Oído mi relato, el rey de aquella isla, que era la de Serendib, llegó al límite del asombro y me felicitó mucho por haber salvado la vida a pesar de tanto peligro corrido. En seguida quise demostrarle que los viajes me sirvieron de algo, y me apresuré a abrir en su presencia mis sacos y mis fardos.
Entonces el rey, que era muy inteligente en pedrería, admiró mucho mi colección, y yo, por deferencia a él, escogí un ejemplar muy hermoso de cada especie de piedra, como asi mismo perlas grandes y pedazos enteros de oro y plata, y se los ofrecí de regalo. Avínose a aceptarlos, y en cambio me colmó de consideraciones y honores, y me rogó que habitara en su propio palacio. Así lo hice, y desde aquel día llegué a ser amigo del rey y uno de los personajes principales de la isla. Y todos me hacían preguntas acerca de mi país, y yo les contestaba, y les interrogaba acerca del suyo, y me respondían. Así supe que la isla de Serendib tenía ochenta parasanges de longitud y ochenta de anchura; que poseía una montaña que era la más alta del mundo, en cuya cima había vivido nuestro padre Adán cierto tiempo; que encerraba muchas perlas y piedras preciosas, menos bellas, en realidad, que las de mis fardos, y muchos cocoteros.

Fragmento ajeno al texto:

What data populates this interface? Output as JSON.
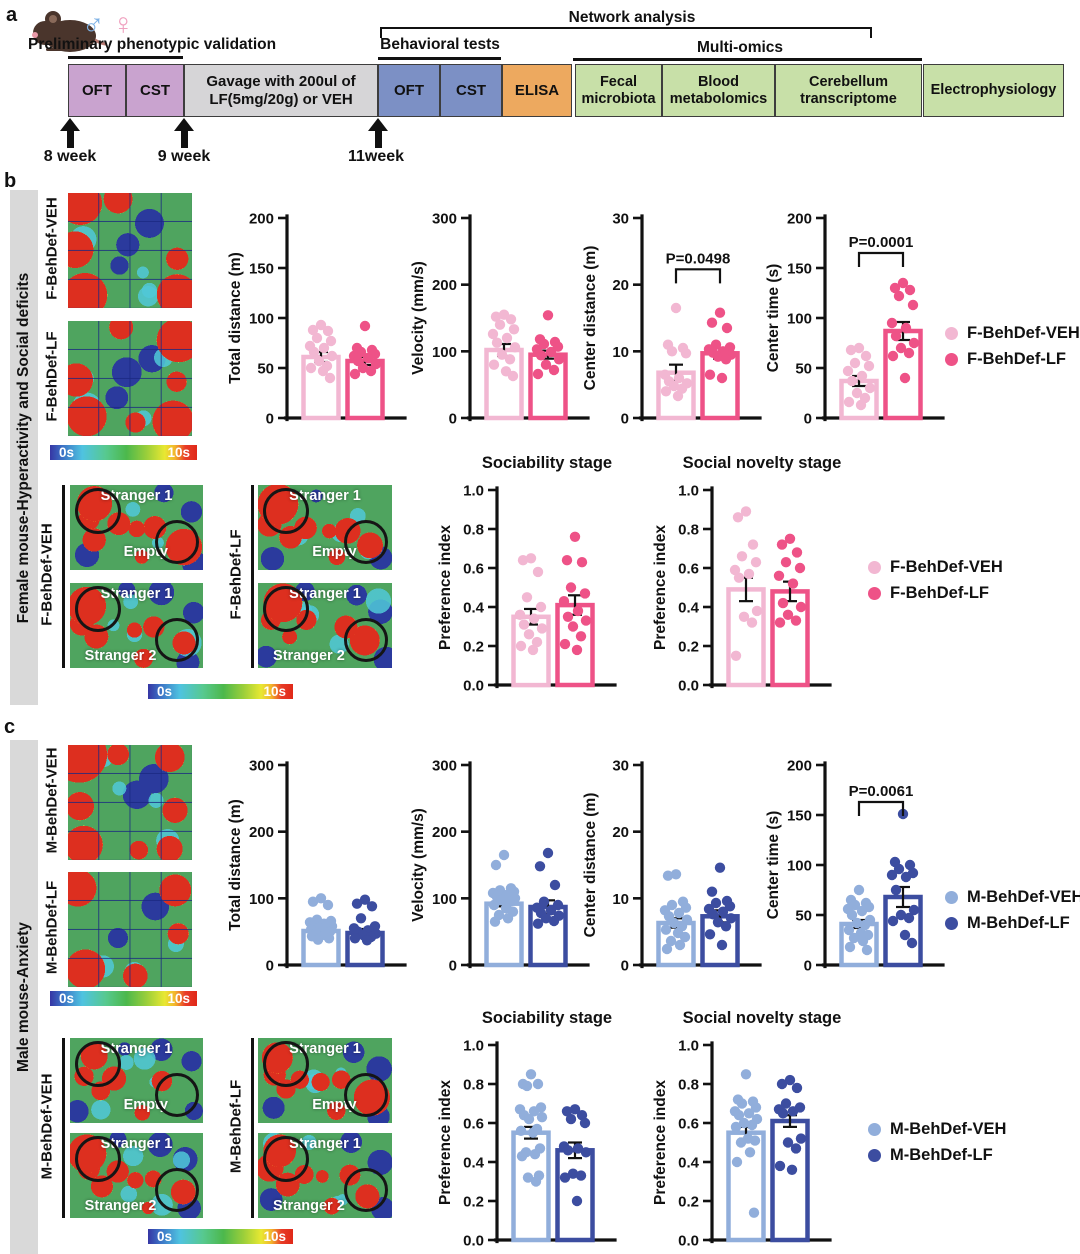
{
  "panel_a": {
    "label": "a",
    "male_symbol": "♂",
    "female_symbol": "♀",
    "preliminary_label": "Preliminary phenotypic validation",
    "behavioral_label": "Behavioral tests",
    "network_label": "Network analysis",
    "multiomics_label": "Multi-omics",
    "boxes": [
      {
        "label": "OFT",
        "color": "#c9a3cf"
      },
      {
        "label": "CST",
        "color": "#c9a3cf"
      },
      {
        "label": "Gavage with 200ul of LF(5mg/20g) or VEH",
        "color": "#d6d5d7"
      },
      {
        "label": "OFT",
        "color": "#7c90c5"
      },
      {
        "label": "CST",
        "color": "#7c90c5"
      },
      {
        "label": "ELISA",
        "color": "#eda95f"
      },
      {
        "label": "Fecal microbiota",
        "color": "#c8e0a8"
      },
      {
        "label": "Blood metabolomics",
        "color": "#c8e0a8"
      },
      {
        "label": "Cerebellum transcriptome",
        "color": "#c8e0a8"
      },
      {
        "label": "Electrophysiology",
        "color": "#c8e0a8"
      }
    ],
    "weeks": [
      "8 week",
      "9 week",
      "11week"
    ]
  },
  "panel_b": {
    "label": "b",
    "sidebar": "Female mouse-Hyperactivity and Social deficits",
    "veh": "F-BehDef-VEH",
    "lf": "F-BehDef-LF",
    "colorbar": {
      "min": "0s",
      "max": "10s"
    },
    "soc": {
      "stranger1": "Stranger 1",
      "empty": "Empty",
      "stranger2": "Stranger 2"
    },
    "legend": [
      {
        "label": "F-BehDef-VEH",
        "color": "#f2b7d2"
      },
      {
        "label": "F-BehDef-LF",
        "color": "#ee5287"
      }
    ]
  },
  "panel_c": {
    "label": "c",
    "sidebar": "Male mouse-Anxiety",
    "veh": "M-BehDef-VEH",
    "lf": "M-BehDef-LF",
    "colorbar": {
      "min": "0s",
      "max": "10s"
    },
    "soc": {
      "stranger1": "Stranger 1",
      "empty": "Empty",
      "stranger2": "Stranger 2"
    },
    "legend": [
      {
        "label": "M-BehDef-VEH",
        "color": "#91aedb"
      },
      {
        "label": "M-BehDef-LF",
        "color": "#3c4da0"
      }
    ]
  },
  "charts": {
    "b_total_distance": {
      "ylabel": "Total distance (m)",
      "ymax": 200,
      "yticks": [
        "0",
        "50",
        "100",
        "150",
        "200"
      ],
      "groups": [
        {
          "name": "F-BehDef-VEH",
          "color": "#f2b7d2",
          "mean": 61,
          "sem": 5,
          "points": [
            93,
            88,
            87,
            80,
            77,
            72,
            70,
            66,
            62,
            57,
            52,
            50,
            47,
            40
          ]
        },
        {
          "name": "F-BehDef-LF",
          "color": "#ee5287",
          "mean": 57,
          "sem": 4,
          "points": [
            92,
            70,
            68,
            66,
            64,
            62,
            60,
            57,
            54,
            50,
            47,
            44
          ]
        }
      ]
    },
    "b_velocity": {
      "ylabel": "Velocity (mm/s)",
      "ymax": 300,
      "yticks": [
        "0",
        "100",
        "200",
        "300"
      ],
      "groups": [
        {
          "name": "F-BehDef-VEH",
          "color": "#f2b7d2",
          "mean": 102,
          "sem": 9,
          "points": [
            155,
            152,
            148,
            140,
            133,
            126,
            120,
            113,
            106,
            95,
            88,
            80,
            70,
            63
          ]
        },
        {
          "name": "F-BehDef-LF",
          "color": "#ee5287",
          "mean": 95,
          "sem": 6,
          "points": [
            154,
            118,
            114,
            111,
            107,
            103,
            99,
            94,
            88,
            80,
            72,
            66
          ]
        }
      ]
    },
    "b_center_distance": {
      "ylabel": "Center distance (m)",
      "ymax": 30,
      "yticks": [
        "0",
        "10",
        "20",
        "30"
      ],
      "p_label": "P=0.0498",
      "p_y": 22.3,
      "groups": [
        {
          "name": "F-BehDef-VEH",
          "color": "#f2b7d2",
          "mean": 6.8,
          "sem": 1.2,
          "points": [
            16.5,
            11,
            10.5,
            10,
            9.7,
            6.5,
            6,
            5.5,
            5.2,
            4.8,
            4.4,
            4,
            3.3
          ]
        },
        {
          "name": "F-BehDef-LF",
          "color": "#ee5287",
          "mean": 9.7,
          "sem": 0.8,
          "points": [
            15.8,
            14.3,
            13.5,
            11,
            10.6,
            10.3,
            10,
            9.8,
            9.5,
            9.2,
            8.8,
            6.5,
            6
          ]
        }
      ]
    },
    "b_center_time": {
      "ylabel": "Center time (s)",
      "ymax": 200,
      "yticks": [
        "0",
        "50",
        "100",
        "150",
        "200"
      ],
      "p_label": "P=0.0001",
      "p_y": 165,
      "groups": [
        {
          "name": "F-BehDef-VEH",
          "color": "#f2b7d2",
          "mean": 37,
          "sem": 5,
          "points": [
            70,
            68,
            62,
            55,
            52,
            47,
            42,
            37,
            30,
            25,
            20,
            16,
            13
          ]
        },
        {
          "name": "F-BehDef-LF",
          "color": "#ee5287",
          "mean": 87,
          "sem": 9,
          "points": [
            135,
            130,
            128,
            122,
            113,
            95,
            90,
            82,
            75,
            70,
            65,
            62,
            40
          ]
        }
      ]
    },
    "b_sociability": {
      "title": "Sociability stage",
      "ylabel": "Preference index",
      "ymax": 1,
      "yticks": [
        "0.0",
        "0.2",
        "0.4",
        "0.6",
        "0.8",
        "1.0"
      ],
      "groups": [
        {
          "name": "F-BehDef-VEH",
          "color": "#f2b7d2",
          "mean": 0.35,
          "sem": 0.04,
          "points": [
            0.65,
            0.64,
            0.58,
            0.45,
            0.4,
            0.36,
            0.34,
            0.31,
            0.29,
            0.26,
            0.22,
            0.2,
            0.18
          ]
        },
        {
          "name": "F-BehDef-LF",
          "color": "#ee5287",
          "mean": 0.41,
          "sem": 0.05,
          "points": [
            0.76,
            0.64,
            0.63,
            0.5,
            0.47,
            0.43,
            0.38,
            0.35,
            0.33,
            0.3,
            0.25,
            0.21,
            0.18
          ]
        }
      ]
    },
    "b_social_novelty": {
      "title": "Social novelty stage",
      "ylabel": "Preference index",
      "ymax": 1,
      "yticks": [
        "0.0",
        "0.2",
        "0.4",
        "0.6",
        "0.8",
        "1.0"
      ],
      "groups": [
        {
          "name": "F-BehDef-VEH",
          "color": "#f2b7d2",
          "mean": 0.49,
          "sem": 0.06,
          "points": [
            0.89,
            0.86,
            0.72,
            0.66,
            0.63,
            0.59,
            0.57,
            0.55,
            0.38,
            0.35,
            0.32,
            0.15
          ]
        },
        {
          "name": "F-BehDef-LF",
          "color": "#ee5287",
          "mean": 0.48,
          "sem": 0.05,
          "points": [
            0.75,
            0.72,
            0.68,
            0.63,
            0.6,
            0.56,
            0.52,
            0.42,
            0.4,
            0.36,
            0.33,
            0.32
          ]
        }
      ]
    },
    "c_total_distance": {
      "ylabel": "Total distance (m)",
      "ymax": 300,
      "yticks": [
        "0",
        "100",
        "200",
        "300"
      ],
      "groups": [
        {
          "name": "M-BehDef-VEH",
          "color": "#91aedb",
          "mean": 51,
          "sem": 3,
          "points": [
            100,
            95,
            90,
            68,
            66,
            64,
            62,
            60,
            58,
            56,
            55,
            53,
            52,
            50,
            48,
            45,
            43,
            40,
            38
          ]
        },
        {
          "name": "M-BehDef-LF",
          "color": "#3c4da0",
          "mean": 48,
          "sem": 6,
          "points": [
            98,
            92,
            88,
            70,
            58,
            55,
            52,
            50,
            47,
            45,
            42,
            40,
            37
          ]
        }
      ]
    },
    "c_velocity": {
      "ylabel": "Velocity (mm/s)",
      "ymax": 300,
      "yticks": [
        "0",
        "100",
        "200",
        "300"
      ],
      "groups": [
        {
          "name": "M-BehDef-VEH",
          "color": "#91aedb",
          "mean": 92,
          "sem": 4,
          "points": [
            165,
            150,
            115,
            112,
            110,
            108,
            105,
            102,
            100,
            98,
            95,
            90,
            85,
            80,
            75,
            70,
            65
          ]
        },
        {
          "name": "M-BehDef-LF",
          "color": "#3c4da0",
          "mean": 87,
          "sem": 10,
          "points": [
            168,
            148,
            120,
            95,
            90,
            86,
            82,
            78,
            74,
            70,
            66,
            62
          ]
        }
      ]
    },
    "c_center_distance": {
      "ylabel": "Center distance (m)",
      "ymax": 30,
      "yticks": [
        "0",
        "10",
        "20",
        "30"
      ],
      "groups": [
        {
          "name": "M-BehDef-VEH",
          "color": "#91aedb",
          "mean": 6.3,
          "sem": 0.7,
          "points": [
            13.6,
            13.4,
            9.5,
            9,
            8.6,
            8.2,
            7.8,
            7.3,
            6.8,
            6.3,
            5.8,
            5.3,
            4.8,
            4.2,
            3.6,
            3,
            2.4
          ]
        },
        {
          "name": "M-BehDef-LF",
          "color": "#3c4da0",
          "mean": 7.3,
          "sem": 0.9,
          "points": [
            14.6,
            11,
            9.6,
            9.3,
            8.8,
            8.4,
            8,
            7.6,
            7,
            6.4,
            5.8,
            4.6,
            3
          ]
        }
      ]
    },
    "c_center_time": {
      "ylabel": "Center time (s)",
      "ymax": 200,
      "yticks": [
        "0",
        "50",
        "100",
        "150",
        "200"
      ],
      "p_label": "P=0.0061",
      "p_y": 163,
      "groups": [
        {
          "name": "M-BehDef-VEH",
          "color": "#91aedb",
          "mean": 41,
          "sem": 4,
          "points": [
            75,
            65,
            62,
            60,
            58,
            56,
            54,
            50,
            45,
            42,
            40,
            35,
            32,
            30,
            27,
            24,
            18,
            15
          ]
        },
        {
          "name": "M-BehDef-LF",
          "color": "#3c4da0",
          "mean": 68,
          "sem": 10,
          "points": [
            151,
            103,
            100,
            96,
            92,
            90,
            88,
            75,
            55,
            50,
            47,
            44,
            30,
            22
          ]
        }
      ]
    },
    "c_sociability": {
      "title": "Sociability stage",
      "ylabel": "Preference index",
      "ymax": 1,
      "yticks": [
        "0.0",
        "0.2",
        "0.4",
        "0.6",
        "0.8",
        "1.0"
      ],
      "groups": [
        {
          "name": "M-BehDef-VEH",
          "color": "#91aedb",
          "mean": 0.55,
          "sem": 0.03,
          "points": [
            0.85,
            0.8,
            0.8,
            0.79,
            0.68,
            0.67,
            0.66,
            0.64,
            0.63,
            0.62,
            0.57,
            0.56,
            0.55,
            0.47,
            0.45,
            0.44,
            0.43,
            0.33,
            0.32,
            0.3
          ]
        },
        {
          "name": "M-BehDef-LF",
          "color": "#3c4da0",
          "mean": 0.46,
          "sem": 0.04,
          "points": [
            0.67,
            0.66,
            0.64,
            0.62,
            0.6,
            0.48,
            0.47,
            0.46,
            0.45,
            0.34,
            0.33,
            0.32,
            0.2
          ]
        }
      ]
    },
    "c_social_novelty": {
      "title": "Social novelty stage",
      "ylabel": "Preference index",
      "ymax": 1,
      "yticks": [
        "0.0",
        "0.2",
        "0.4",
        "0.6",
        "0.8",
        "1.0"
      ],
      "groups": [
        {
          "name": "M-BehDef-VEH",
          "color": "#91aedb",
          "mean": 0.55,
          "sem": 0.03,
          "points": [
            0.85,
            0.72,
            0.71,
            0.7,
            0.68,
            0.66,
            0.65,
            0.64,
            0.62,
            0.6,
            0.59,
            0.58,
            0.52,
            0.51,
            0.5,
            0.45,
            0.4,
            0.14
          ]
        },
        {
          "name": "M-BehDef-LF",
          "color": "#3c4da0",
          "mean": 0.61,
          "sem": 0.03,
          "points": [
            0.82,
            0.8,
            0.78,
            0.7,
            0.68,
            0.67,
            0.66,
            0.65,
            0.52,
            0.5,
            0.47,
            0.38,
            0.36
          ]
        }
      ]
    }
  }
}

Un día el rey de Serendib me interrogó acerca de los asuntos públicos de Bagdad, y del modo que tenía de gobernar el califa Harún Al-Rachid. Y yo le conté cuán equitativo y magnánimo era el califa y le hablé extensamente de sus méritos y buenas cualidades. Y el rey de Screndib se maravilló y me dijo: “¡Por Alah!' ¡Veo que el califa conoce verdaderamente la cordura y el arte de gobernar su imperio, y acabas de hacer que le tomo gran afecto! ¡De modo que desearía prepararle algún regalo digno de él, y enviárselo contigo!” Yo contestó en seguida: “¡Escucho y obedezco, ¡oh mi señor! ¡Ten la seguridad de que entregaré fielmente tu regalo al califa, que llegará al límite del encanto! ¡Y al mismo tiempo le diré cuán excelente amigo suyo eres, y que puede contar con tu alianza!”
Oídas estas palabras, el rey de Serendib dio algunas órdenes a sus chambelanes, que se apresuraron a obedecer. Y he aquí en qué consistía el regalo que me dieron para el califa Harún Al-Rachid. Primeramente había una gran vasija tallada en un solo rubí de color admirable, que tenía medio pie de altura y un dedo de espesor. Esta vasija, en forma de copa, estaba completamente llena de perlas redondas y blancas, como una avellana cada una. Además, había un alfombra hecha con una enorme piel de serpiente, con escamas grandes como un dínar de oro, que tenía la virtud de curar todas las enfermedades a quienes se acostaban en ella. En tercer lugar había doscientos granos de alcanfor exquisito, cada cual del tamaño de un alfónsigo. En cuarto lugar había dos colmillos de elefante, de doce codos de largo cada uno, y dos de ancho en la base. Y por último había una hermosa joven de Serendib, cubierta de pedrerías.